A week and a half ago, I was climbing into bed and dropped my old flip phone to the ground when reaching for it to set an alarm. Had it been the first, or even tenth time I had dropped this four year old phone, it might have weathered the plummet. However it was the third time I had dropped it that day, and perhaps its five hundredth fifty first drop in its life time, so it split in two.
In residency, I never just sat and talked on the phone, time was too precious. I talked and did the dishes, talked and walked Luna along the creek path, talked and made my bed, and talked and sauteed damn kale and Swiss chard for dinner trying my best to keep cancer away.

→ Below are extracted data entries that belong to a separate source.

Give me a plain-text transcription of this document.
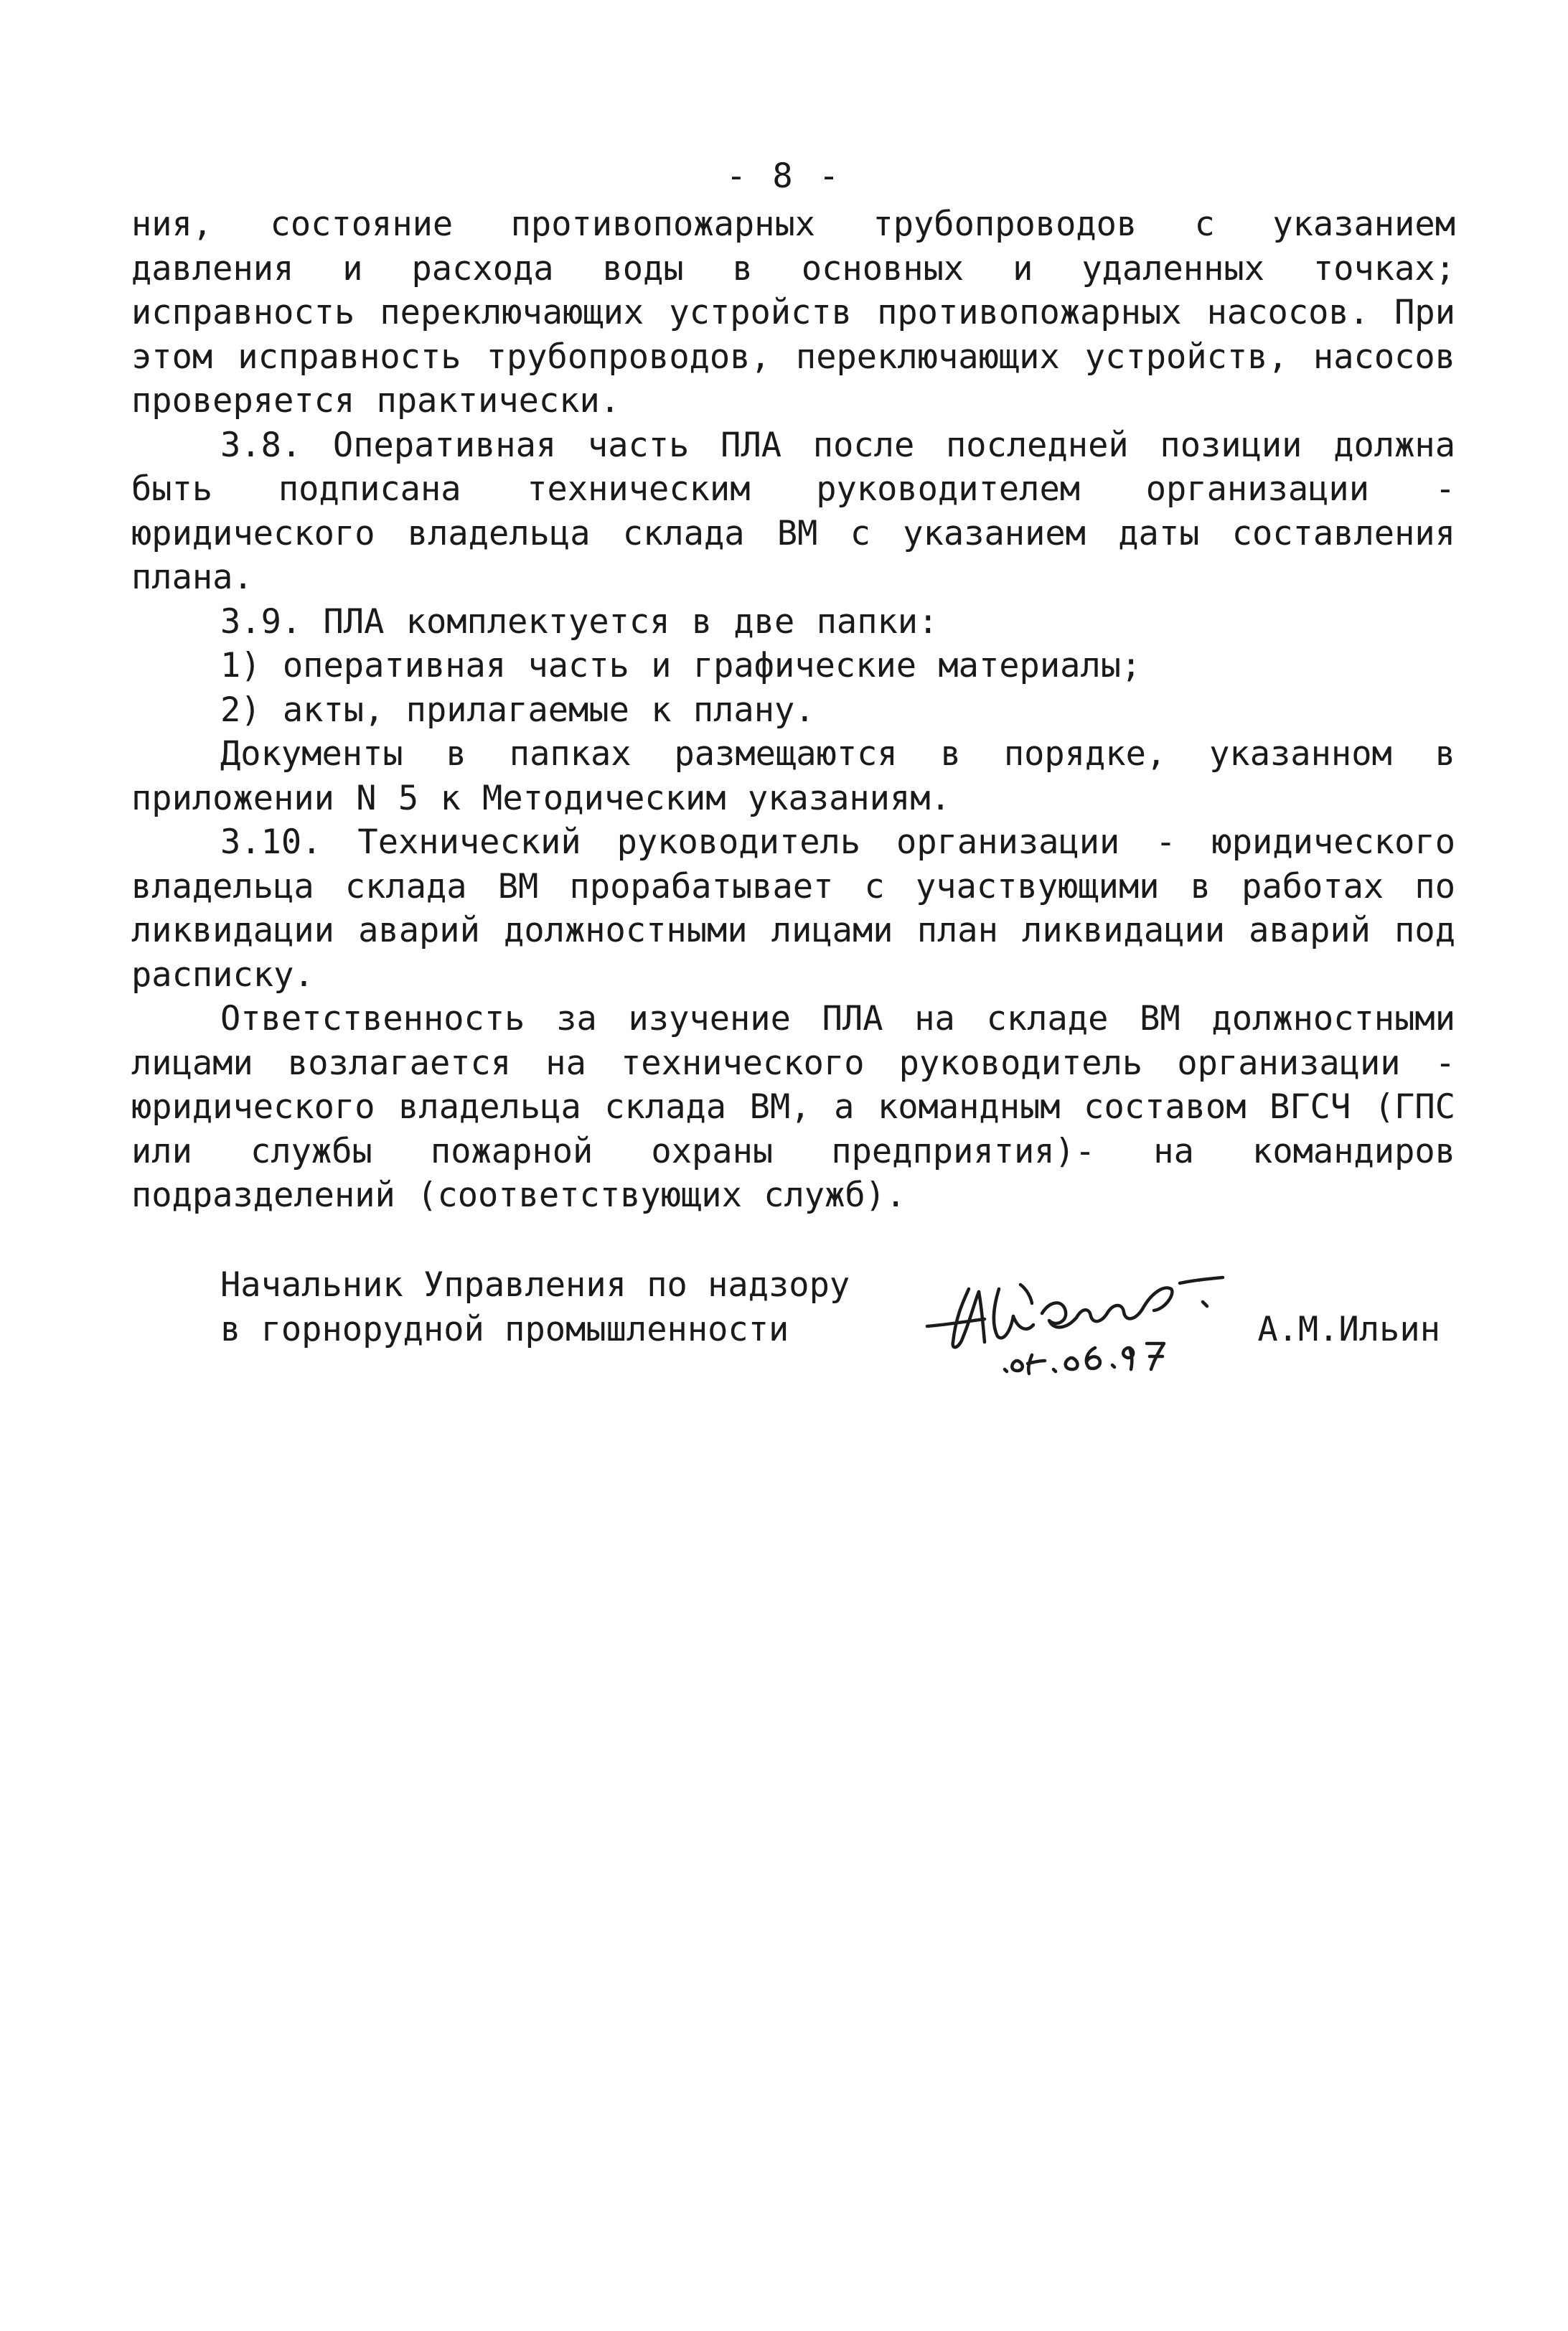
- 8 -

ния, состояние противопожарных трубопроводов с указанием давления и расхода воды в основных и удаленных точках; исправность переключающих устройств противопожарных насосов. При этом исправность трубопроводов, переключающих устройств, насосов проверяется практически.

3.8. Оперативная часть ПЛА после последней позиции должна быть подписана техническим руководителем организации - юридического владельца склада ВМ с указанием даты составления плана.

3.9. ПЛА комплектуется в две папки:

1) оперативная часть и графические материалы;

2) акты, прилагаемые к плану.

Документы в папках размещаются в порядке, указанном в приложении N 5 к Методическим указаниям.

3.10. Технический руководитель организации - юридического владельца склада ВМ прорабатывает с участвующими в работах по ликвидации аварий должностными лицами план ликвидации аварий под расписку.

Ответственность за изучение ПЛА на складе ВМ должностными лицами возлагается на технического руководитель организации - юридического владельца склада ВМ, а командным составом ВГСЧ (ГПС или службы пожарной охраны предприятия)- на командиров подразделений (соответствующих служб).

Начальник Управления по надзору
в горнорудной промышленности	А.М.Ильин
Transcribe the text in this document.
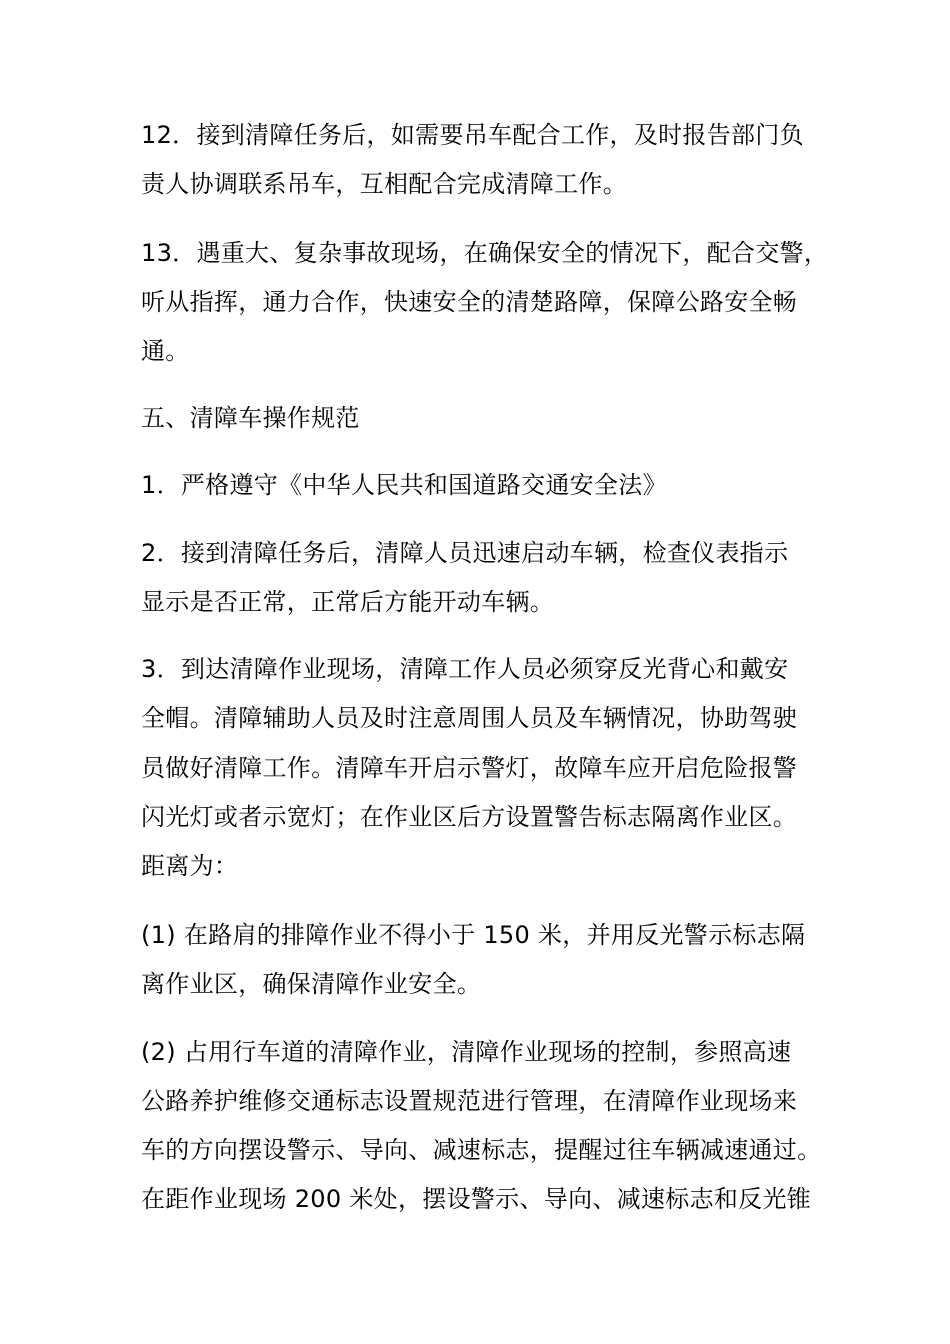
12．接到清障任务后，如需要吊车配合工作，及时报告部门负
责人协调联系吊车，互相配合完成清障工作。
13．遇重大、复杂事故现场，在确保安全的情况下，配合交警，
听从指挥，通力合作，快速安全的清楚路障，保障公路安全畅
通。
五、清障车操作规范
1．严格遵守《中华人民共和国道路交通安全法》
2．接到清障任务后，清障人员迅速启动车辆，检查仪表指示
显示是否正常，正常后方能开动车辆。
3．到达清障作业现场，清障工作人员必须穿反光背心和戴安
全帽。清障辅助人员及时注意周围人员及车辆情况，协助驾驶
员做好清障工作。清障车开启示警灯，故障车应开启危险报警
闪光灯或者示宽灯；在作业区后方设置警告标志隔离作业区。
距离为：
(1) 在路肩的排障作业不得小于 150 米，并用反光警示标志隔
离作业区，确保清障作业安全。
(2) 占用行车道的清障作业，清障作业现场的控制，参照高速
公路养护维修交通标志设置规范进行管理，在清障作业现场来
车的方向摆设警示、导向、减速标志，提醒过往车辆减速通过。
在距作业现场 200 米处，摆设警示、导向、减速标志和反光锥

Two days later I was in a sour mood. A few hours before I had a follow-up plastic surgery appointment at UCSF. I had another 100mL of saline injected into my breast expander, a part of the reconstruction process. The breast expander is a thick plastic bag with a quarter sized rubber port on the front and a quarter sized magnetic disc opposite the port against my chest wall. My plastic surgeon uses a magnetic pendulum to locate the port beneath my skin so he can stick the needle for saline injections into the port rather than accidentally bust a whole into the plastic bag-like expander.
From a scientific perspective, the whole contraption is quite clever. From a patient's perspective, it feels like a water balloon is blowing up my chest wall. It is not painful, but it is a lot of pressure and stretching that becomes more acute once I am standing and using my right arm. The expander is wedged between layers of my pectoralis muscle so when I use that muscle, which we use for most upper body movements, I feel it in my new pseudo water balloon breast. That expansion plus car sickness in the traffic jam on the ride back to Santa Rosa from San Francisco led to my less than pleased mood on my arrival home.
David said, "You know when you go to the dentist as a kid you get a sticker or lollipop as a reward. I think that when you are an adult with cancer and you get 100cc of saline injected into your chest wall you get an iPhone."
One hour later, David and I walked out of AT&T with an iPhone in a durable rubber casing typically purchased by construction workers because it can protect the phone from a three story fall. Perhaps the phone can survive living with me.
I walked to the car thinking, there are some pretty great perks to being an adult. I also thought, there are also some perks to the urgency created by not having a functional phone in our phone-ccentric world and also having your best friends gently coax you toward smartphone ownership for the last 18 months. Lynne and Katie carefully collected dry kindling, my phone breaking in half provided the match, and the 100mL of saline was the lighter fluid that together lit the fire under my bum required for me to step into the 21st century.
Look forward to future posts with action shots and video.